There have been several recent developments fueled by the economic situation which we believe will benefit us in the long term. Domestically, we are focused on the new opportunities including the potential expansion of gaming in Ohio, Illinois, Kansas, Iowa, Maryland, Massachusetts, and New Hampshire. The breadth and timing of such opportunities remains uncertain due to the political process in these jurisdictions as well as the difficult credit environment facing our customers and the risk of continued economic uncertainty. We are also engaged in expanding our position in Mexico as it moves to Class III gaming, as well as opportunities in the Italian and Australian markets. Further, as we continue to grow and become a strong player in Asia, opportunities are anticipated to arise in that region which would enable us to expand internationally.
Net cash provided by operating activities was $39.9 million and $25.2 million during the three months ended September 30, 2009 and 2008, respectively.
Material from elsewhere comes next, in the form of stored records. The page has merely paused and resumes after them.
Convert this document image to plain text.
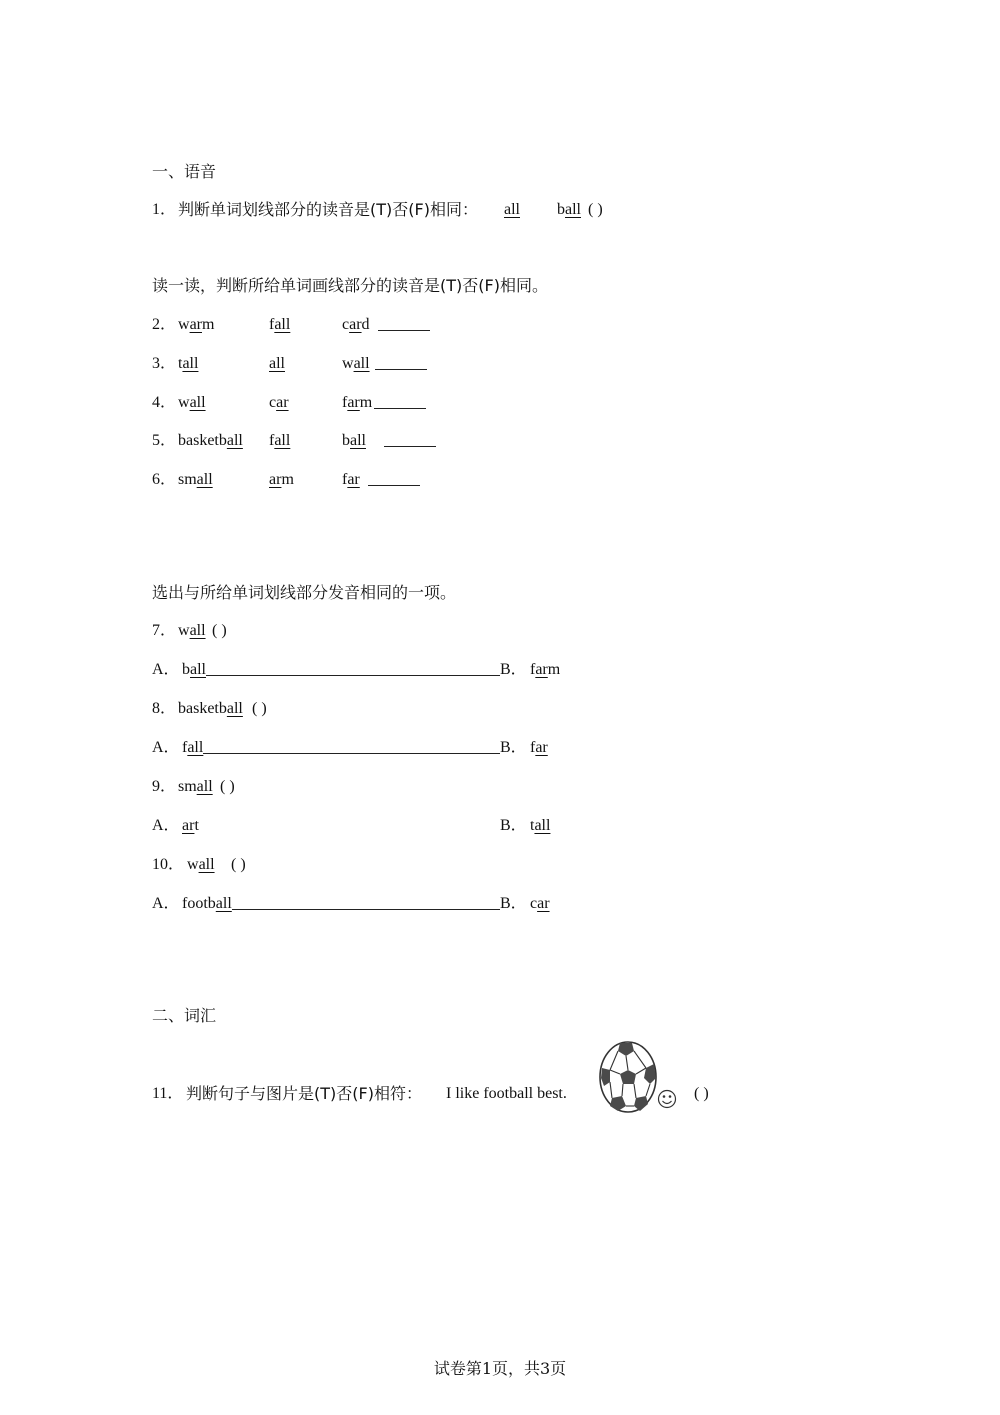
一、语音
1． 判断单词划线部分的读音是(T)否(F)相同： all ball ( )
读一读，判断所给单词画线部分的读音是(T)否(F)相同。
2． warm	fall	card
3． tall	all	wall
4． wall	car	farm
5． basketball fall	ball
6． small	arm	far
选出与所给单词划线部分发音相同的一项。
7． wall ( )
A． ball	B． farm
8． basketball ( )
A． fall	B． far
9． small ( )
A． art	B． tall
10． wall ( )
A． football	B． car
二、词汇
11． 判断句子与图片是(T)否(F)相符： I like football best.	( )
试卷第1页，共3页
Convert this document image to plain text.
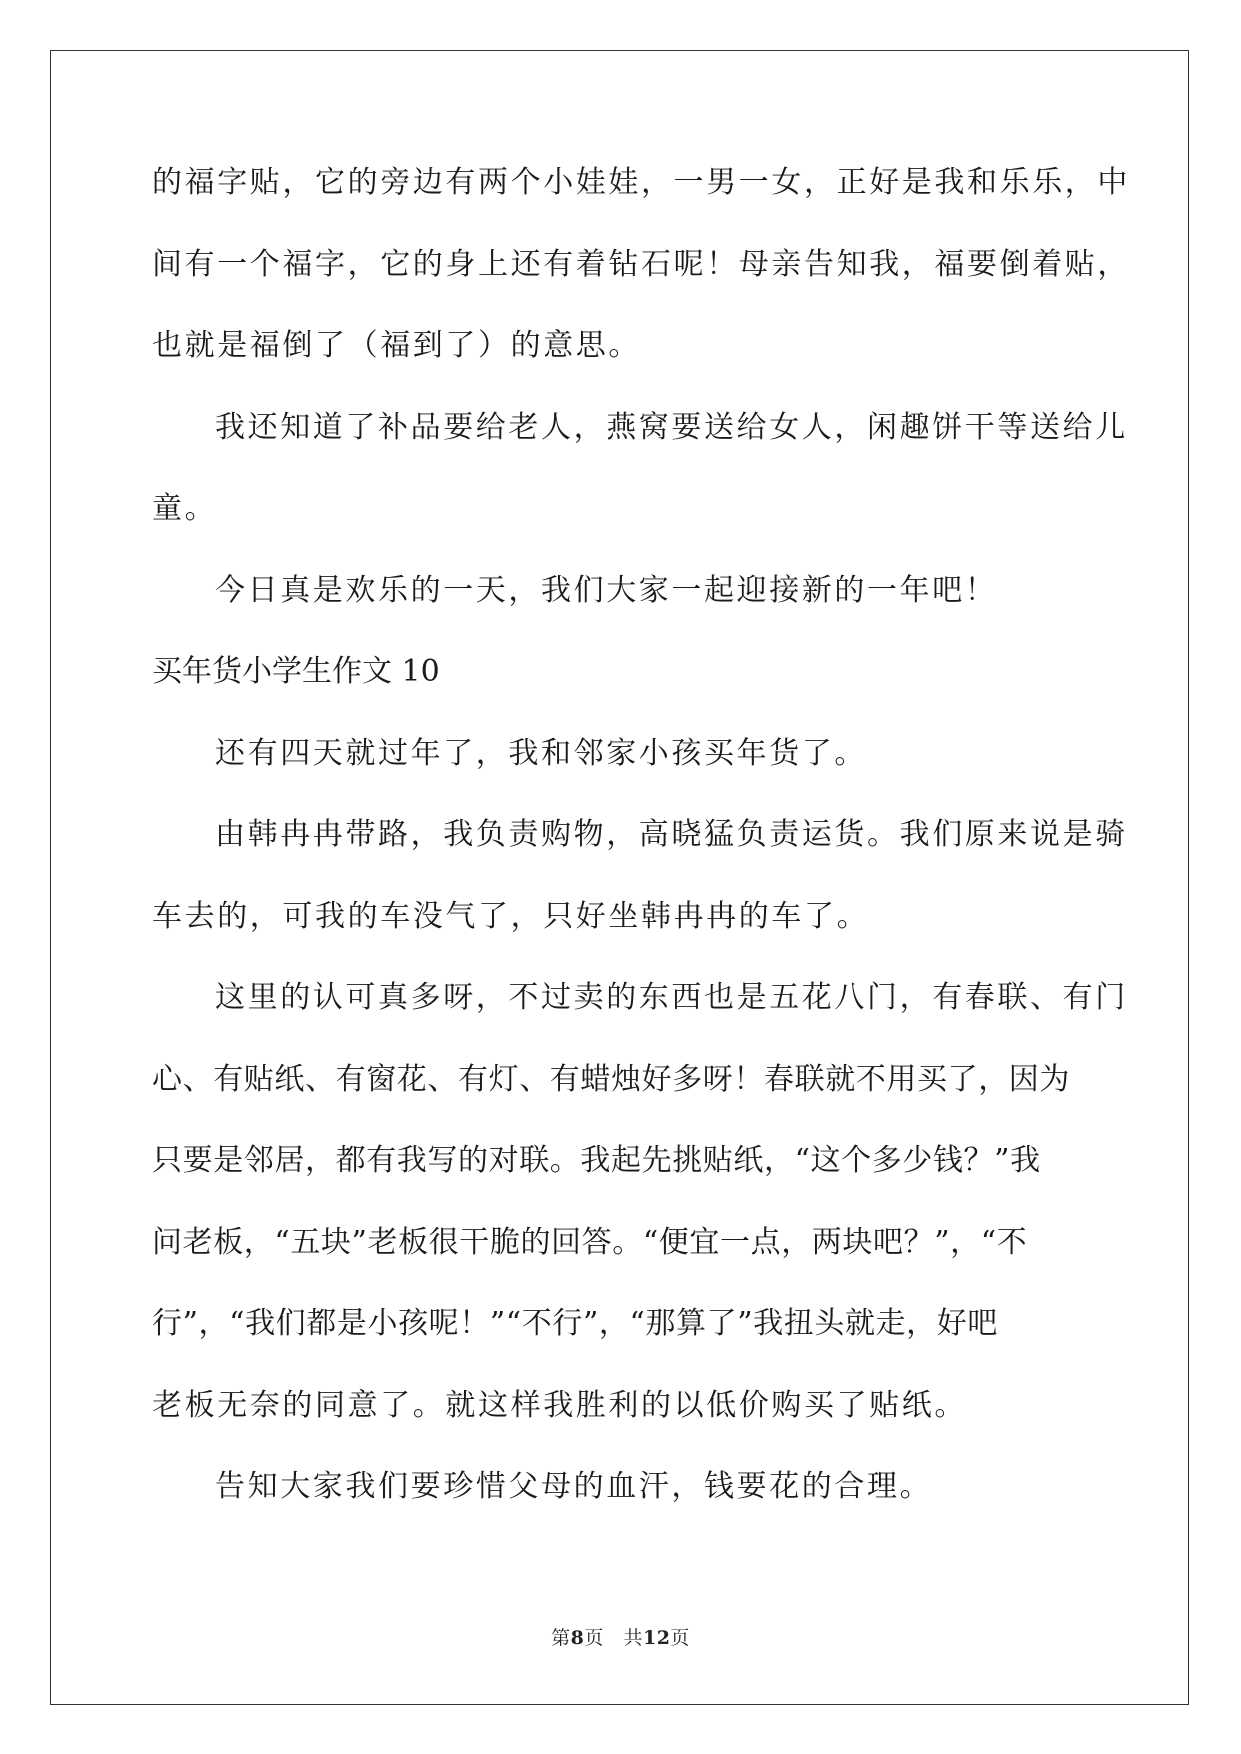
的福字贴，它的旁边有两个小娃娃，一男一女，正好是我和乐乐，中
间有一个福字，它的身上还有着钻石呢！母亲告知我，福要倒着贴，
也就是福倒了（福到了）的意思。
我还知道了补品要给老人，燕窝要送给女人，闲趣饼干等送给儿
童。
今日真是欢乐的一天，我们大家一起迎接新的一年吧！
买年货小学生作文 10
还有四天就过年了，我和邻家小孩买年货了。
由韩冉冉带路，我负责购物，高晓猛负责运货。我们原来说是骑
车去的，可我的车没气了，只好坐韩冉冉的车了。
这里的认可真多呀，不过卖的东西也是五花八门，有春联、有门
心、有贴纸、有窗花、有灯、有蜡烛好多呀！春联就不用买了，因为
只要是邻居，都有我写的对联。我起先挑贴纸，“这个多少钱？”我
问老板，“五块”老板很干脆的回答。“便宜一点，两块吧？”，“不
行”，“我们都是小孩呢！”“不行”，“那算了”我扭头就走，好吧
老板无奈的同意了。就这样我胜利的以低价购买了贴纸。
告知大家我们要珍惜父母的血汗，钱要花的合理。
第8页 共12页
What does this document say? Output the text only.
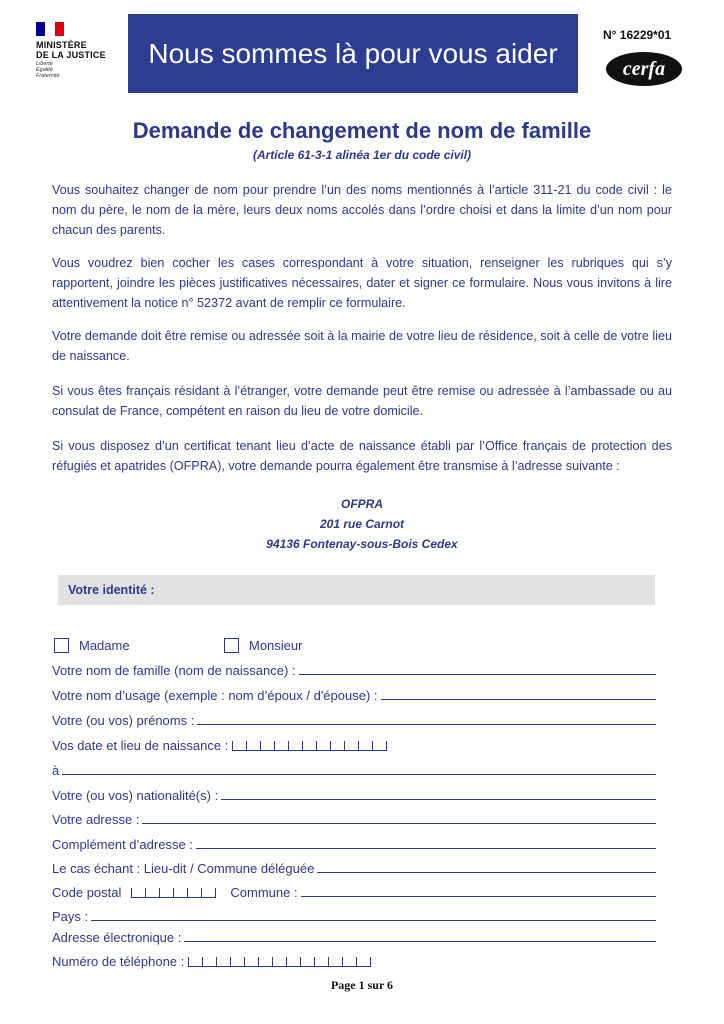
MINISTÈRE
DE LA JUSTICE
Liberté
Égalité
Fraternité
Nous sommes là pour vous aider
N° 16229*01
cerfa
Demande de changement de nom de famille
(Article 61-3-1 alinéa 1er du code civil)
Vous souhaitez changer de nom pour prendre l’un des noms mentionnés à l’article 311-21 du code civil : le nom du père, le nom de la mère, leurs deux noms accolés dans l’ordre choisi et dans la limite d’un nom pour chacun des parents.
Vous voudrez bien cocher les cases correspondant à votre situation, renseigner les rubriques qui s’y rapportent, joindre les pièces justificatives nécessaires, dater et signer ce formulaire. Nous vous invitons à lire attentivement la notice n° 52372 avant de remplir ce formulaire.
Votre demande doit être remise ou adressée soit à la mairie de votre lieu de résidence, soit à celle de votre lieu de naissance.
Si vous êtes français résidant à l’étranger, votre demande peut être remise ou adressée à l’ambassade ou au consulat de France, compétent en raison du lieu de votre domicile.
Si vous disposez d’un certificat tenant lieu d’acte de naissance établi par l’Office français de protection des réfugiés et apatrides (OFPRA), votre demande pourra également être transmise à l’adresse suivante :
OFPRA
201 rue Carnot
94136 Fontenay-sous-Bois Cedex
Votre identité :
Madame	Monsieur
Votre nom de famille (nom de naissance) :
Votre nom d’usage (exemple : nom d’époux / d'épouse) :
Votre (ou vos) prénoms :
Vos date et lieu de naissance :
à
Votre (ou vos) nationalité(s) :
Votre adresse :
Complément d’adresse :
Le cas échant : Lieu-dit / Commune déléguée
Code postal	Commune :
Pays :
Adresse électronique :
Numéro de téléphone :
Page 1 sur 6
Cash flow from operations increased 59% for the three months ended September 30, 2009, when compared to the same period last year reflecting improved operating results and cash flow management. Since September 30, 2008, we have also reduced our debt by $85.9 million, including paying down the revolving line of credit to zero.
Revenues from the Rainbow Casino decreased in the three months ended September 30, 2009 to $9.2 million from $10.0 million in the three months ended September 30, 2008. This decrease reflects the impact of competition from a new casino that opened in late October 2008, other nearby expansions, and the current challenging economic environment.
Management continuously monitors and reviews its selling, general and administrative expenses in comparison to revenues. Selling, general and administrative expenses were 23.9% of revenues and declined as a percentage of revenue during the three months ended September 30, 2009, when compared to 24.1% during the same period in the prior year.